One common example of $X$ and $Y$ having high correlation are when they are measuring the same quantities at different points in the future. For example, suppose $X$ is the maximum temperature in Leeds on Christmas Day this year and $Y$ the maximum temperature in Leeds on Boxing Day this year. Then $X$ and $Y$ are individually difficult to predict – perhaps somewhere between 1 and 13 degrees Celsius? But predicting the temperature difference between those two days is pretty easy – if you guess 0 degrees difference, there’s a pretty good chance that you’ll be within a couple of degrees either way.

A second example is if $X$ and $Y$ measure the same quantity under different “treatments” or interventions. For example, suppose half of a field is treated with a standard fertiliser and half with a more expensive but more effective fertiliser; let $X$ be the height of the wheat in one half of the field three months later and $Y$ the height of the wheat in the other half of the field three months later. Then $X$ and $Y$ might be difficult to predict, because it depends on the quality of the soil and the weather conditions and so on. But if the respective qualities of the fertilisers are well understood, then it might be much easier to predict the improvement $X-Y$ that the more expensive fertiliser makes.

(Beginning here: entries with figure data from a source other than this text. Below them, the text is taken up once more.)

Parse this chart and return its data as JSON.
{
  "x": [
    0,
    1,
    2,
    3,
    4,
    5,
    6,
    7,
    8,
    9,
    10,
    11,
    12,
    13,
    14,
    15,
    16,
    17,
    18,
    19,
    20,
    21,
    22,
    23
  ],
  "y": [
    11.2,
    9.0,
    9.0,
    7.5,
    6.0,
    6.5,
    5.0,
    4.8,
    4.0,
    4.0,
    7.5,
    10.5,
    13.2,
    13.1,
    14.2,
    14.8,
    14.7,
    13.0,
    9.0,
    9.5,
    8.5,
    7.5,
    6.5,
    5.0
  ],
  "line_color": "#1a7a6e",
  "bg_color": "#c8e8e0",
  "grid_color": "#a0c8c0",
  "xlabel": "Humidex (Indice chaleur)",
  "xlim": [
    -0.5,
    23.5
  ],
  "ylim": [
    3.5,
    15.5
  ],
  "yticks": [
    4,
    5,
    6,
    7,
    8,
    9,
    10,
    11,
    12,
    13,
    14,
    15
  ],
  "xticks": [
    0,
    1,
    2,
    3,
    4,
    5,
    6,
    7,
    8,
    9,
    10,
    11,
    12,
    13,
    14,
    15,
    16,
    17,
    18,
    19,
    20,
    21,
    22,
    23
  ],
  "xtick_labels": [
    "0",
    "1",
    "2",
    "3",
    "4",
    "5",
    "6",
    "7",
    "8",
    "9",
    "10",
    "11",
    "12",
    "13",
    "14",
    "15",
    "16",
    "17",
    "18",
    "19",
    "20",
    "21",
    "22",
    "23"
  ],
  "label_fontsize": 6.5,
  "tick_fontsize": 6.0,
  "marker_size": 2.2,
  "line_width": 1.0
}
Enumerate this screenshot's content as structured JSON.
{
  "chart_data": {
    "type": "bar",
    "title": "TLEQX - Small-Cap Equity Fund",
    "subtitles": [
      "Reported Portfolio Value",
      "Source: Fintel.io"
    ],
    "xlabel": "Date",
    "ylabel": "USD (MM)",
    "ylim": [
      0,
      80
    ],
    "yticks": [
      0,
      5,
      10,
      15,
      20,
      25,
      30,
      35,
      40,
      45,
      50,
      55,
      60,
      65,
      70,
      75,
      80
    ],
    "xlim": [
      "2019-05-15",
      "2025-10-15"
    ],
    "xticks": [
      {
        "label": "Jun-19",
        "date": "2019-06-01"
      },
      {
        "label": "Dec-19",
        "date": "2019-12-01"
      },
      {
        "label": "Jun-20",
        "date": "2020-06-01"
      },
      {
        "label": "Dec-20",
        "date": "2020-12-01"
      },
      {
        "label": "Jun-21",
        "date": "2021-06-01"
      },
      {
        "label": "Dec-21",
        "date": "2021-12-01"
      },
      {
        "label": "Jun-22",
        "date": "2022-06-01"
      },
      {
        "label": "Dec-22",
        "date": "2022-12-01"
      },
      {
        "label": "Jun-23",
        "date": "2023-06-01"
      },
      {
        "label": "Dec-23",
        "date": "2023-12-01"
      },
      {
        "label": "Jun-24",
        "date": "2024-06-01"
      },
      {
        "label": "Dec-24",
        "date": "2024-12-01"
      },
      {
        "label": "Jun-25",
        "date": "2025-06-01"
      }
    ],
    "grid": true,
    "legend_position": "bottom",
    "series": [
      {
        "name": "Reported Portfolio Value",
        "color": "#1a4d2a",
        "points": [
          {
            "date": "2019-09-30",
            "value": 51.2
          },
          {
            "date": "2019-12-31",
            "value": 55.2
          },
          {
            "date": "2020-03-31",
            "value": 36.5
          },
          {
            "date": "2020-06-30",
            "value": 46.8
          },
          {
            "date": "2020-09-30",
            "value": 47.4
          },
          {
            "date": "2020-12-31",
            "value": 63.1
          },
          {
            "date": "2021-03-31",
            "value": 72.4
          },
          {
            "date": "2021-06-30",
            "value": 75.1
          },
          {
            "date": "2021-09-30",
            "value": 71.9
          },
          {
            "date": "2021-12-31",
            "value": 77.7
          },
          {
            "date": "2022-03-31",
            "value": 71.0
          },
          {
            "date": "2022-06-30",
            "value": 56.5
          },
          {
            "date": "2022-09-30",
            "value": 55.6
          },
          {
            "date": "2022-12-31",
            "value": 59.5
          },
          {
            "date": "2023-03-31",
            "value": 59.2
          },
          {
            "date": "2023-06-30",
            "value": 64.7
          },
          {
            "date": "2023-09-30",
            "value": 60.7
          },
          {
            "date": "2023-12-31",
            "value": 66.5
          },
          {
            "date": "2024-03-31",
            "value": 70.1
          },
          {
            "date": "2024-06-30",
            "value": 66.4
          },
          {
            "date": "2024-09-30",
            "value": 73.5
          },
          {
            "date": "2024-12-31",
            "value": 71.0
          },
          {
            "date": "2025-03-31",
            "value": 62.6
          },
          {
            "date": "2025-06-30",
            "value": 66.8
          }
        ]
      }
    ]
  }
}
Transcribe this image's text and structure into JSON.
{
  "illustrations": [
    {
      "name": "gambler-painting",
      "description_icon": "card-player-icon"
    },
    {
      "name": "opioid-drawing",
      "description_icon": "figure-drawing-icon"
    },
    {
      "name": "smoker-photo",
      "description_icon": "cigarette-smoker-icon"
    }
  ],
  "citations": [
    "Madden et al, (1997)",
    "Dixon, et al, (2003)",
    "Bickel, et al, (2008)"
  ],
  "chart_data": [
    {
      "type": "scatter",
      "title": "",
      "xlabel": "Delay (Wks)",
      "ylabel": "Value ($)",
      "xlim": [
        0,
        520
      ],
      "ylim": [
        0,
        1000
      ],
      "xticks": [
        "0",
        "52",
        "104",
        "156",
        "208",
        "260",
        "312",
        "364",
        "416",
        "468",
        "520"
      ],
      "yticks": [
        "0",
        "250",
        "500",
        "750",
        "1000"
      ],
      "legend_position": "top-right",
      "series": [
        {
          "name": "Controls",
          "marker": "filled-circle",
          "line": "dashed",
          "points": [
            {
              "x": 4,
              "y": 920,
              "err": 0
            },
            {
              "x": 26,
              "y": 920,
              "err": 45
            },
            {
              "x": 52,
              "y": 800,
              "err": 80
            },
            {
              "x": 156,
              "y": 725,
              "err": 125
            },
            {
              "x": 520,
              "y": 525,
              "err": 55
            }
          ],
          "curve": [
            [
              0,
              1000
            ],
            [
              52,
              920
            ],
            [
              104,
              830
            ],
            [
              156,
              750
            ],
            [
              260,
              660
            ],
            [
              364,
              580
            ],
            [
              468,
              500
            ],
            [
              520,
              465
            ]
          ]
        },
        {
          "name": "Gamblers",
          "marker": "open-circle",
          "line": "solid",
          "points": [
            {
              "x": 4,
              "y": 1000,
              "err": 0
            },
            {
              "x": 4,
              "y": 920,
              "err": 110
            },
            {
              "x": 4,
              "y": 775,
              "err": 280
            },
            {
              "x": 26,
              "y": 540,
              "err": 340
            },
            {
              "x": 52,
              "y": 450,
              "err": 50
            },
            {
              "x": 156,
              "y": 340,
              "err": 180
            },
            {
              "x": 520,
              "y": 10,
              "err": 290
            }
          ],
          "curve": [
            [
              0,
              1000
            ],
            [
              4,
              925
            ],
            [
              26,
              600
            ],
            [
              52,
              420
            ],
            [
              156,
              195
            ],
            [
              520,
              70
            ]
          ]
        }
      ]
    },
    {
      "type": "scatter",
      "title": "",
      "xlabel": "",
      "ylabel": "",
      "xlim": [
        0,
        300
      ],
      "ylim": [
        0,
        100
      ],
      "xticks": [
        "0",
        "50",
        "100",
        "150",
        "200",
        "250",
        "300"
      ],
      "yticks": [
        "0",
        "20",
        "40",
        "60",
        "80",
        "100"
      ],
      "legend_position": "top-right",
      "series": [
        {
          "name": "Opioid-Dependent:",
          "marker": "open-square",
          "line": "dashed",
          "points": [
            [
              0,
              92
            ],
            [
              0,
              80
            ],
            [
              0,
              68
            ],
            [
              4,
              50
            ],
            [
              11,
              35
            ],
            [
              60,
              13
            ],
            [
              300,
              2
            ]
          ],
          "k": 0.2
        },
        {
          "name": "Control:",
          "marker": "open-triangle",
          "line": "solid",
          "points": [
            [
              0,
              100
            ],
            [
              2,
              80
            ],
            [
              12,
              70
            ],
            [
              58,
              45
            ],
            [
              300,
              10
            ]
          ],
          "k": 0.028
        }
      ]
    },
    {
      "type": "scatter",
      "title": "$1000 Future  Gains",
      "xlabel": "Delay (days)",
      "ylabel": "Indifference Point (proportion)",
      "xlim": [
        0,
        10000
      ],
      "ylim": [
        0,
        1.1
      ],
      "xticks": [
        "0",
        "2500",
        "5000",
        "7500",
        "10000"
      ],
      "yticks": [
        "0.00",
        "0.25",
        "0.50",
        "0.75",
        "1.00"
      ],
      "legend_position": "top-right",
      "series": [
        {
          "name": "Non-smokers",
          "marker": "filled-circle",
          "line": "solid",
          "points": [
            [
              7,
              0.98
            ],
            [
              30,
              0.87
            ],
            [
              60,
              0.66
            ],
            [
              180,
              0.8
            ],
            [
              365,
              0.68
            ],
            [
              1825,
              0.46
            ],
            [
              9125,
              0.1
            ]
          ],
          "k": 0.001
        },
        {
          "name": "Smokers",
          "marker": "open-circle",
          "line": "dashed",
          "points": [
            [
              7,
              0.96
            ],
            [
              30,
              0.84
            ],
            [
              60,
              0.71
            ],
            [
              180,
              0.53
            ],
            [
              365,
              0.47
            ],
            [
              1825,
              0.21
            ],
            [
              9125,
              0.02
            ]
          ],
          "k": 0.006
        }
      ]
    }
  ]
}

In 2016, the UK Treasury released estimates of how much leaving the EU would affect the GDP of the UK. That is, it was predicting $X-Y$ where $X$ is the GDP if the UK leaves the EU and $Y$ is the GDP if the UK remains in the EU. These are highly correlated – they are both strongly affected by general economic conditions, productivity, governance, wars, pandemics, etc. After the UK voted leave, it became clear that the prediction for $X$ was not very accurate – but that doesn’t necessarily mean that the prediction for $X-Y$ was inaccurate too. The problem here, of course, is that there’s no way to assess the accuracy of predictions of $Y$ or of $X-Y$.